Coastal landscape photography is a specialized part of beach photography that can add an interesting aspect to your album. There are many objects to capture – huge expanse of land, water, people, waves, weather… the list is endless. Here are some basic tips and techniques you should understand while capturing and visualizing the coastline landscape.
1. Focal point
No image is perfect without a good focal point for the viewer to hone in on. The biggest problem with photographing the coastline is that it is a wide open with plenty of empty sky, which can make for dull images.
The best way to conquer this common dilemma is to find a point of interest in the sky and focus on it to bring the picture alive. If you are just shooting the coastline, make waves, or someone in the sea, the focal point; whether they are crashing against the coastline or helping a surfer reach his peak, the message will be clearer.

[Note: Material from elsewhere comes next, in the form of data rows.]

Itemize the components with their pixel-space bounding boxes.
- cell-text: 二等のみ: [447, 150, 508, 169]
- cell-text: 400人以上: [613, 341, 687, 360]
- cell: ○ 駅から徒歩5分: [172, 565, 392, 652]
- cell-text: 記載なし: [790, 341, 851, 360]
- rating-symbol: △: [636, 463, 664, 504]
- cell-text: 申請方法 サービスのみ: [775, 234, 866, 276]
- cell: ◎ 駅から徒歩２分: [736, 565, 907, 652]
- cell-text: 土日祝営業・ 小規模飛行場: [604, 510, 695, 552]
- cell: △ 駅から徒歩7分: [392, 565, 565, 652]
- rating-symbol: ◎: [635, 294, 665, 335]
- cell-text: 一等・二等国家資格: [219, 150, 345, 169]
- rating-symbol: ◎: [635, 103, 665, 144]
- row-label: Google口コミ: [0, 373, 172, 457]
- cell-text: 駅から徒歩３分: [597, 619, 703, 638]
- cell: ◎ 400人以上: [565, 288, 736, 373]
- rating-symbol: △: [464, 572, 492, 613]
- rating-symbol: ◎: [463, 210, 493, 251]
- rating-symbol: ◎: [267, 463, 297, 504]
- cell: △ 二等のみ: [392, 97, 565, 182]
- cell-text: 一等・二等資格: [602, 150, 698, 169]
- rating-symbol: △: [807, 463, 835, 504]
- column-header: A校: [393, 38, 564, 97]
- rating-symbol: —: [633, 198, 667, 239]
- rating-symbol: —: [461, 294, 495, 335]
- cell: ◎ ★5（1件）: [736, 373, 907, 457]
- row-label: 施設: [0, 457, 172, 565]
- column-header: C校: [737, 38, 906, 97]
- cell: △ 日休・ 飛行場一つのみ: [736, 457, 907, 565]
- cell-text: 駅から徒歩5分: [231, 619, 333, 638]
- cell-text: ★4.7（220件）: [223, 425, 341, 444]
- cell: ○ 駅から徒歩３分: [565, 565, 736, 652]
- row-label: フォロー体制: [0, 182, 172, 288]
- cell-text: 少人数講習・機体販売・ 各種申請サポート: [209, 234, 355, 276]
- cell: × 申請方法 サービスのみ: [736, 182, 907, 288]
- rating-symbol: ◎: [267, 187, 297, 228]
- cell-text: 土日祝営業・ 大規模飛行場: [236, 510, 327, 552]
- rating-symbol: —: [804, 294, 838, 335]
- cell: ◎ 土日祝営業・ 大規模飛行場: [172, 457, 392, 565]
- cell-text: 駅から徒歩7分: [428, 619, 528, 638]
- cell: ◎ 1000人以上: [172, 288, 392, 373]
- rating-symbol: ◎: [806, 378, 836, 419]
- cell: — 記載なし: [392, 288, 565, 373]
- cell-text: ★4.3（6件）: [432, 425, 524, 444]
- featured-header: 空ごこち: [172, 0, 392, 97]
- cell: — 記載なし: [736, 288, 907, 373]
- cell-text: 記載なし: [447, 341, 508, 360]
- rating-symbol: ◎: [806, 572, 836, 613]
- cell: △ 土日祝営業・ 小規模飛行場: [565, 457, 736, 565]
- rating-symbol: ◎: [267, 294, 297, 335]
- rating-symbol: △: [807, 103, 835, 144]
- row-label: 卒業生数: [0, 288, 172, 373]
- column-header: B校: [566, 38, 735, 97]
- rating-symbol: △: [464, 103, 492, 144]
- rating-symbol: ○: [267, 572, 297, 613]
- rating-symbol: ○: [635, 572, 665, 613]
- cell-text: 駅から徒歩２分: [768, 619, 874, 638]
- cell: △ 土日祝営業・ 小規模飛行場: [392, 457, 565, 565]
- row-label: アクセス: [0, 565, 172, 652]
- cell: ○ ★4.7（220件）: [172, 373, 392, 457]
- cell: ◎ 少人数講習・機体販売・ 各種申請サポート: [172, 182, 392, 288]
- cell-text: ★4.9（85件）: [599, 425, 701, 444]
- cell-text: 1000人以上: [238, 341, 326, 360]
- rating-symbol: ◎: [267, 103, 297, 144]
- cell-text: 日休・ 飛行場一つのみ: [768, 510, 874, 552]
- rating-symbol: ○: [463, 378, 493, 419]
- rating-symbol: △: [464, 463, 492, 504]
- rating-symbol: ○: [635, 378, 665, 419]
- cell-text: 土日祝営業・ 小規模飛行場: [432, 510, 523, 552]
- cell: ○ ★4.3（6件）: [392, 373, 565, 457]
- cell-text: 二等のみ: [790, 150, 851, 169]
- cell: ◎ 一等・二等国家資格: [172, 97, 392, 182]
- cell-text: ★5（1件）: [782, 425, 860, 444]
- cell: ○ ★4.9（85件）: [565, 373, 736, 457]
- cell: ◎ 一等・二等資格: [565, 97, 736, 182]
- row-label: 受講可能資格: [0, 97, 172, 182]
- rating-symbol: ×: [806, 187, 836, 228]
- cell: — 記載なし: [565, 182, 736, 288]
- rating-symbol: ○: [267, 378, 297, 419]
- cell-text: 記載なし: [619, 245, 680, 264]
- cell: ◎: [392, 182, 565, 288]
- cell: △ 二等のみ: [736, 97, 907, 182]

2. Background and foregrounds
Usually the best, and most natural, foreground for the coastline images is the sky, but it can look mundane if you don’t focus on some aspect of a cloud or enhance the beauty of the coast by creating contrast. Choose a smaller aperture for enhancing the foreground and keeping the background in focus.
A common, and endlessly creative, background for coastline images is the sky meeting the sea. Use tides to vary your view, and, as a rule of thumb, make the horizon a third of the way from the bottom or top of the frame to center your focus.
A common phenomenon when water bodies are around. Reflections of various objects can add a new dimension to a bland seascape. Try to make different reflections of objects on and around the coastlines the subject matter of your images.
Use sunrise and sunsets to emphasize changes in light or create highlights and shadows. If you don’t want reflections in your images, change your angle or the position in which you are standing.
While it may seem like a vast, open expanse to the viewer, the coastline consists of tiny details. Get down to the shoreline and zoom in on boulders, pebbles and shells. Or pick up on living elements like sea anemones, palm trees and rock fish to set off flowing patterns and eliminate blandness.
5. Capture movement
In addition to details and reflection, movement of both sea and sky is a major aspect of creating mood when photographing seascapes. From turbulent storms to surreal calm, the difference between a boring shot and an interesting one lies in the timing.
While a fast shutter speed can enhance surf and foam, a slower one can create a blur which conveys the feeling of motion.